A little ball of anger mixed with happiness forms at the pit of my stomach. I am not sure which emotion is stronger. Of course I want—need—help. But I don’t want him to quit school for me. “No,” I say.

“Listen, Khosi,” he starts speaking fast. “I know what you’ll say but we have been together always, since we were young, and if I am making money, I can help you, so you can finish school. I can go to school next year.”

“This was not the plan,” I say.

The amadlozi murmur on the opposite side of the room. I ignore them. I can’t help wishing that sometimes they’d butt out. I can’t help wishing that sometimes I had a choice about this, a choice to say, No. Not right now. Come back in an hour or two.

“Gogo dying was not the plan either,” he says.

“What if you don’t get a bursary next year?” I say.

“They tell me it will wait for one year,” he says. “And besides, it is too late. I’ve already done it.”

Perhaps now I should tell him that I have withdrawn from school. But I feel too much shame. He sacrificed it all, for me, and for what? For nothing. So I keep silent.

“What is the job?” I ask finally.

“I’m working for a taxi,” he says, “collecting the money.”

“But—”

He holds up his hand to stop me. “It’s a good job,” he says. “My route goes by your school, so we can take you in the mornings and again at night. See? And you won’t have to pay. The driver will take it out of my wages.”

“Little Man,” I say.

He puts his arm around me and cuddles me against his shoulder. “Shhh,” he says. “Don’t say anything. The only thing I want to do is help you and Zi. That is all.”

It would be so wonderful to feel like I’m not alone. To know that Little Man and I—

And soon we’re kissing again and the kissing keeps going and…and… We’ve never had time like this. Gogo is always around or Zi.

I should stop this.

I melt into his arms.

I should stop this… but…

His lips march up my arm to my neck, little ants nibbling. He nips my collarbone, uses his tongue to lick the skin down down down. His fingers caressing the small of my back, inching their way up my shirt and gently trailing across my waist. An explosion of birds flapping in my stomach and heart and…

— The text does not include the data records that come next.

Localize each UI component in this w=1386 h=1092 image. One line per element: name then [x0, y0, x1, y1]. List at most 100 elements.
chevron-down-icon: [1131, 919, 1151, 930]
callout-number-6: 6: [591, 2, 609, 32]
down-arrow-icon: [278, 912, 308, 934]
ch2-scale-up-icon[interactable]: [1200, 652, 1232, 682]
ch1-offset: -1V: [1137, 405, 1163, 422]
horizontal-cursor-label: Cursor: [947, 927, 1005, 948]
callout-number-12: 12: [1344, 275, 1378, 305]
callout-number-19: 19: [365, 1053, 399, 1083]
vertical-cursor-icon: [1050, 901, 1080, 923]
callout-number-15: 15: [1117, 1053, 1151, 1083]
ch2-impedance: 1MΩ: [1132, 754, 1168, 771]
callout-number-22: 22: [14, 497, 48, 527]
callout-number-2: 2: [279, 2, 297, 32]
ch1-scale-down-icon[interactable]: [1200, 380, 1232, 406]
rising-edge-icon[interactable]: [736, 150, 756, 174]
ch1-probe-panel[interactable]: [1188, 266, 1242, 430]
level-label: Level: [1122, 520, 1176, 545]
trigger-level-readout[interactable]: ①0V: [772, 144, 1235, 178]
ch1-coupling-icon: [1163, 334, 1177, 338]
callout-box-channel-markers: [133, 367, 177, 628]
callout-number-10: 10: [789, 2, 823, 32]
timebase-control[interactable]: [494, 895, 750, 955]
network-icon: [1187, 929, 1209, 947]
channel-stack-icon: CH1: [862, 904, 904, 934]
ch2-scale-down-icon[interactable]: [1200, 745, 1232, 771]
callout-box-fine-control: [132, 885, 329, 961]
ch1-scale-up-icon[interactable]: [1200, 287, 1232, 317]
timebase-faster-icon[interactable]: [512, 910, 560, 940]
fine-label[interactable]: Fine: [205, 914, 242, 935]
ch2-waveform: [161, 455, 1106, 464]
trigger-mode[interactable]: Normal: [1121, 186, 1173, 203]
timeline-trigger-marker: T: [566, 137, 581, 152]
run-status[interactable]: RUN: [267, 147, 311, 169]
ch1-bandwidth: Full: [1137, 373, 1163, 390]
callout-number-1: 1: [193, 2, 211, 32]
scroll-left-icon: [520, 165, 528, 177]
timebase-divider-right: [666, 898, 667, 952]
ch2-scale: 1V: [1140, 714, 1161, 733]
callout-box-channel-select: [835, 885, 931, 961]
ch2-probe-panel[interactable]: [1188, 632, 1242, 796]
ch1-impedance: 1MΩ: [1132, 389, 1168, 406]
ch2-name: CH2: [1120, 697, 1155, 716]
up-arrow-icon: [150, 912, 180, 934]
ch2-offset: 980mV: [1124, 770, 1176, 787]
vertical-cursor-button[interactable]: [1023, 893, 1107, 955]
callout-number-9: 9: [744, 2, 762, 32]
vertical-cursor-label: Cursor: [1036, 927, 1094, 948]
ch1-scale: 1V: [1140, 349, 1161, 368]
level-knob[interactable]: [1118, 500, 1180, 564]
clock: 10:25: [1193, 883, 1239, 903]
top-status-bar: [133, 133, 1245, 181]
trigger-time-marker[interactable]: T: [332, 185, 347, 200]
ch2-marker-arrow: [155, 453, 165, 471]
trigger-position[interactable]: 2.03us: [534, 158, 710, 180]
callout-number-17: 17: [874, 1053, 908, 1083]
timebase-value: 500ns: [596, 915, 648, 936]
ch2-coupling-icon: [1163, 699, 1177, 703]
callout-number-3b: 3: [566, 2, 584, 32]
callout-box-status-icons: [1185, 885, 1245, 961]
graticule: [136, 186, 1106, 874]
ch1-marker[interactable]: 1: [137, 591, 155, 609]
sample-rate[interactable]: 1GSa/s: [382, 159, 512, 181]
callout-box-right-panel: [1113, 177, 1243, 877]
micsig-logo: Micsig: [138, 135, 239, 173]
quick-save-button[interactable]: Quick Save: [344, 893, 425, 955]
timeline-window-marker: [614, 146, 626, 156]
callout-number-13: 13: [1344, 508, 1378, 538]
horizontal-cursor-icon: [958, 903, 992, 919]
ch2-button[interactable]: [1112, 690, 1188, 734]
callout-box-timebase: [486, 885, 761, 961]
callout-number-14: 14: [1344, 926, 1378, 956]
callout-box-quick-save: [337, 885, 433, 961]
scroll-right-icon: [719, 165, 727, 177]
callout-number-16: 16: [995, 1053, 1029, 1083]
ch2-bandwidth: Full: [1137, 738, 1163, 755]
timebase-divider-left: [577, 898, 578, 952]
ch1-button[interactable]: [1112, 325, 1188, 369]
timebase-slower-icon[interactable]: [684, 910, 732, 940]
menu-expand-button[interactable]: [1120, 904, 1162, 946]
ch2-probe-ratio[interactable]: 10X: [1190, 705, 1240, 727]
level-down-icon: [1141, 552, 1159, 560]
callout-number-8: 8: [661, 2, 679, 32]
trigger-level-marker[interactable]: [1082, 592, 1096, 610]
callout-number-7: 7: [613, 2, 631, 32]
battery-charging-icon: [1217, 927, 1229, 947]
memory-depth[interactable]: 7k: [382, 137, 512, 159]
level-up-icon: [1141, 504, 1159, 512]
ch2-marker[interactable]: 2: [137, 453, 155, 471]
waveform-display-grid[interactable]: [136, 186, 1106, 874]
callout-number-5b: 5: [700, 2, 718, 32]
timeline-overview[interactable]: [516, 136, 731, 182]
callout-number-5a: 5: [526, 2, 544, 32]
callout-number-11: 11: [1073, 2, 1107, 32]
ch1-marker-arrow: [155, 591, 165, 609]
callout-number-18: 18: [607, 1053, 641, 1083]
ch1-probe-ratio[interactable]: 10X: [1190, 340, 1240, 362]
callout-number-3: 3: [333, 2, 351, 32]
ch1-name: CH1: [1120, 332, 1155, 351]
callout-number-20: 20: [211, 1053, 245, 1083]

Khosi. A warning from Gogo.

Not just now, Gogo.

You promised…

Yebo, Gogo, yebo. I’ve broken one promise and I’m about to break another. But this is not one you need to witness. You stay here. In the living room. Don’t follow me.

“Little Man,” I whisper.

He freezes. Lips puckered, about to kiss my nipple. Fingers gripping the extra flesh around my hips.

“Ngiyakuthanda, Khosi,” he whispers, as though ashamed.

“I love you too,” I whisper back.

Don’t follow me, Gogo. Don’t you dare follow me. And that goes for the rest of you too. Mkhulu. All you amadlozi. I don’t need your judgments or your eyes on me. Stay here. All of you.

“Woza,” I say. And lead him down the hallway to the bedroom.